Measurements to capture

  • All EvalReport fields above.
  • Per-category breakdown: irregular-verb category accuracy, regular-verb accuracy, OOS-decline accuracy.
  • A histogram of turns and tool_calls across the 30 prompts.
  • A per-prompt latency scatter.

Acceptance

  • data/eval/phase-32-grammar-tutor.yaml has ~30 entries spanning all 6 categories above.
  • scripts/eval_grammar_tutor.py runs to completion on Borja's CPU in ≤ 90 s.
  • Re-running the harness with the same seed produces byte-identical traces.jsonl.
  • All seven DoD thresholds pass (or the harness exits non-zero with a clear failure summary).
  • The trace JSON-line schema matches the portal's expected format.
  • The eval set is published under data/eval/ and tracked by DVC (dvc add data/eval/phase-32-grammar-tutor.yaml) so the version is reproducible.

Pitfalls to expect

  • Forgetting the seed: two runs disagree on a couple of prompts because Mini-GPT's sampler is non-deterministic. Set temperature=0.0 for eval runs; if a prompt fails at T=0, that's the real signal.
  • Counting OOS-declines as failures: an out-of-scope prompt ("conjugate swim") the agent correctly declines is a SUCCESS, not a failure. The declined metric is separate from failed. Most evaluators conflate them — be careful here.
  • Whitelist creep on spanish synonyms: tempting to whitelist corrió, corría, correría all for corrió. Resist. Add synonyms one at a time as you encounter false negatives; document each addition in the YAML with a comment.
  • Trace log size: ~30 traces × ~5 KiB each = 150 KiB per run.

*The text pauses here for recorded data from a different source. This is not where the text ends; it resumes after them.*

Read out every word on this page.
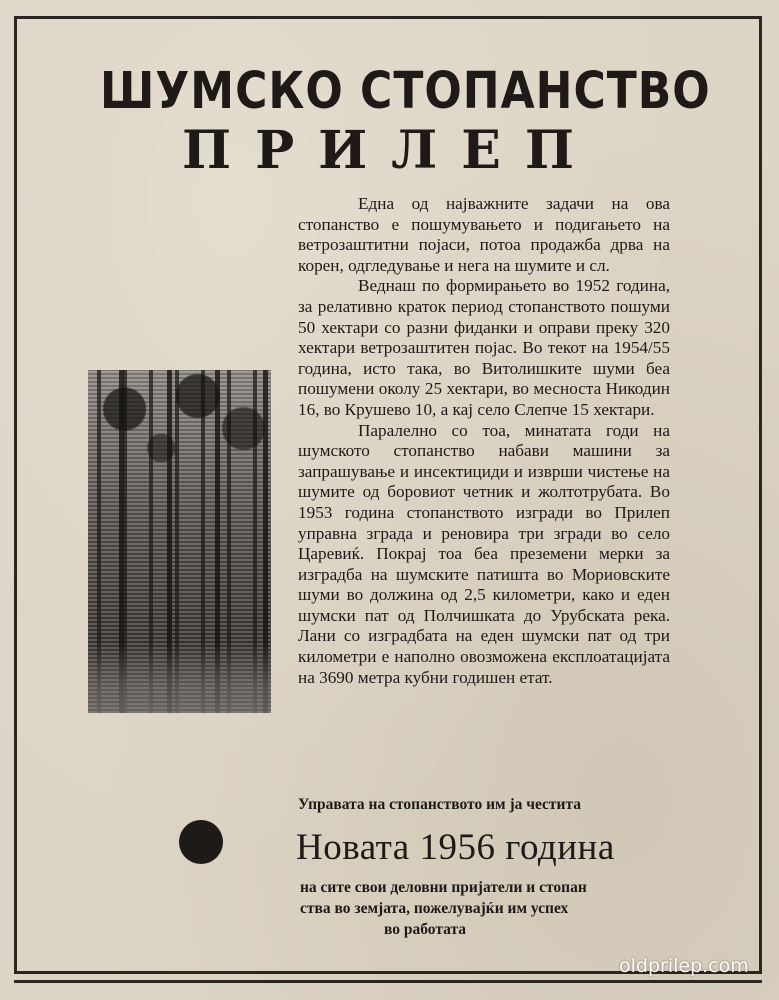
ШУМСКО СТОПАНСТВО
ПРИЛЕП

Една од најважните задачи на ова стопанство е пошумувањето и подигањето на ветрозаштитни појаси, потоа продажба дрва на корен, одгледување и нега на шумите и сл.

Веднаш по формирањето во 1952 година, за релативно краток период стопанството пошуми 50 хектари со разни фиданки и оправи преку 320 хектари ветрозаштитен појас. Во текот на 1954/55 година, исто така, во Витолишките шуми беа пошумени околу 25 хектари, во месноста Никодин 16, во Крушево 10, а кај село Слепче 15 хектари.

Паралелно со тоа, минатата годи на шумското стопанство набави машини за запрашување и инсектициди и изврши чистење на шумите од боровиот четник и жолтотрубата. Во 1953 година стопанството изгради во Прилеп управна зграда и реновира три згради во село Царевиќ. Покрај тоа беа преземени мерки за изградба на шумските патишта во Мориовските шуми во должина од 2,5 километри, како и еден шумски пат од Полчишката до Урубската река. Лани со изградбата на еден шумски пат од три километри е наполно овозможена експлоатацијата на 3690 метра кубни годишен етат.

Управата на стопанството им ја честита
Новата 1956 година
на сите свои деловни пријатели и стопан
ства во земјата, пожелувајќи им успех
во работата
oldprilep.com
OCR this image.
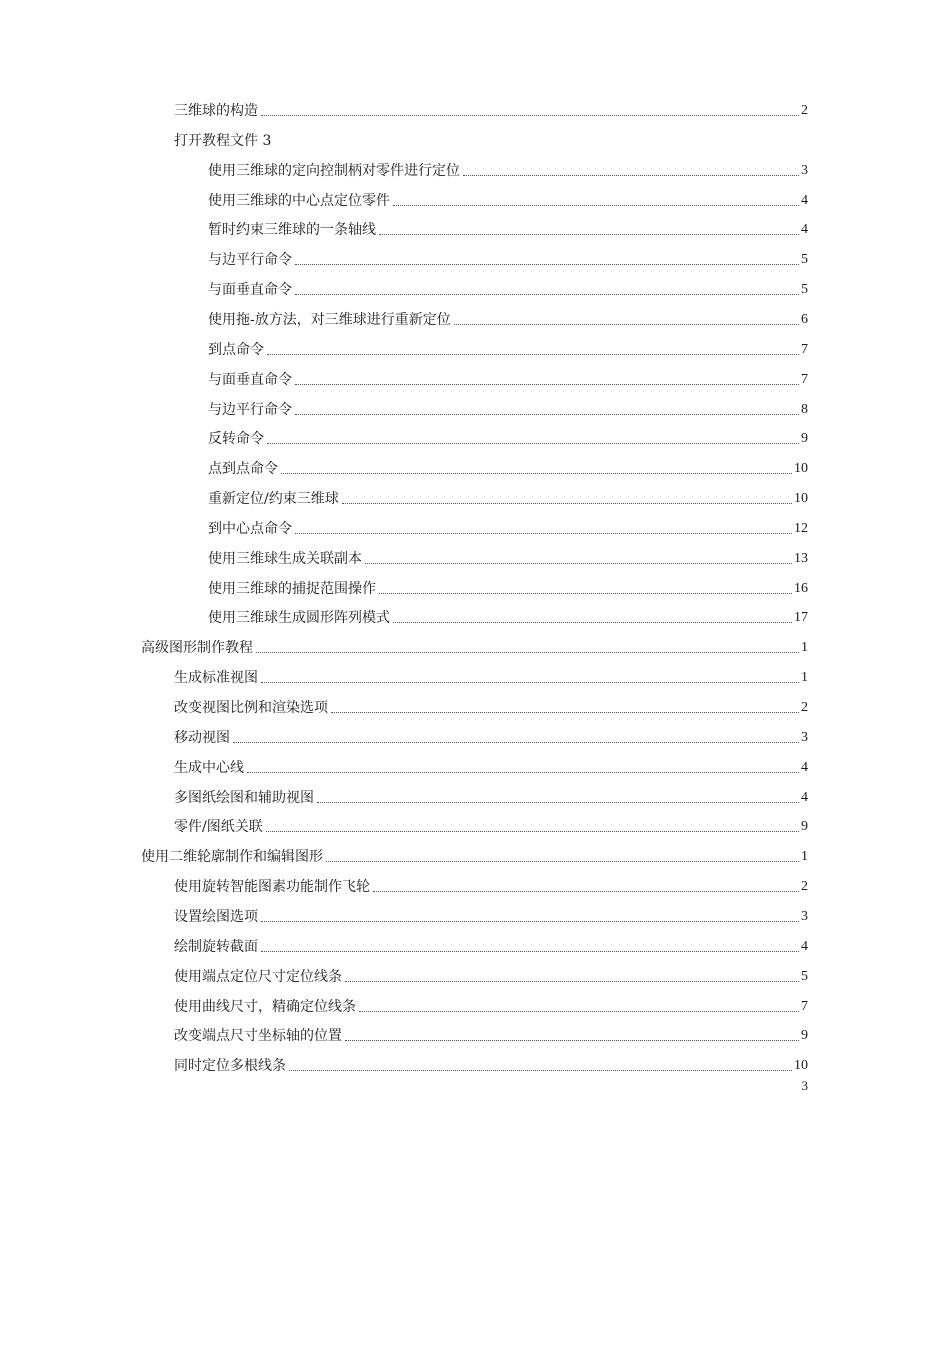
三维球的构造	2
打开教程文件 3
使用三维球的定向控制柄对零件进行定位	3
使用三维球的中心点定位零件	4
暂时约束三维球的一条轴线	4
与边平行命令	5
与面垂直命令	5
使用拖-放方法，对三维球进行重新定位	6
到点命令	7
与面垂直命令	7
与边平行命令	8
反转命令	9
点到点命令	10
重新定位/约束三维球	10
到中心点命令	12
使用三维球生成关联副本	13
使用三维球的捕捉范围操作	16
使用三维球生成圆形阵列模式	17
高级图形制作教程	1
生成标准视图	1
改变视图比例和渲染选项	2
移动视图	3
生成中心线	4
多图纸绘图和辅助视图	4
零件/图纸关联	9
使用二维轮廓制作和编辑图形	1
使用旋转智能图素功能制作飞轮	2
设置绘图选项	3
绘制旋转截面	4
使用端点定位尺寸定位线条	5
使用曲线尺寸，精确定位线条	7
改变端点尺寸坐标轴的位置	9
同时定位多根线条	10
3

Don't commit traces; they're experiment artifacts (.gitignore experiments/).

Cross-references

  • docs/phase-20-evaluation-harness/ — the eval harness pattern reuses Phase 20's structure for grammar tasks.
  • src/miniportal/BLUEPRINT.md §"Exam scoring" — the contract this harness must converge with.
  • docs/extension-track/X3-rlhf-dpo/lab/01-dpo-on-grammar-tutor.md — DPO uses this harness as the reward signal; the metrics here become the DPO objective.

Next: with the harness green, write PHASE_32_REPORT.md summarizing the agent's score on the 30 prompts and reflect on which categories needed which Phase 26-31 components most.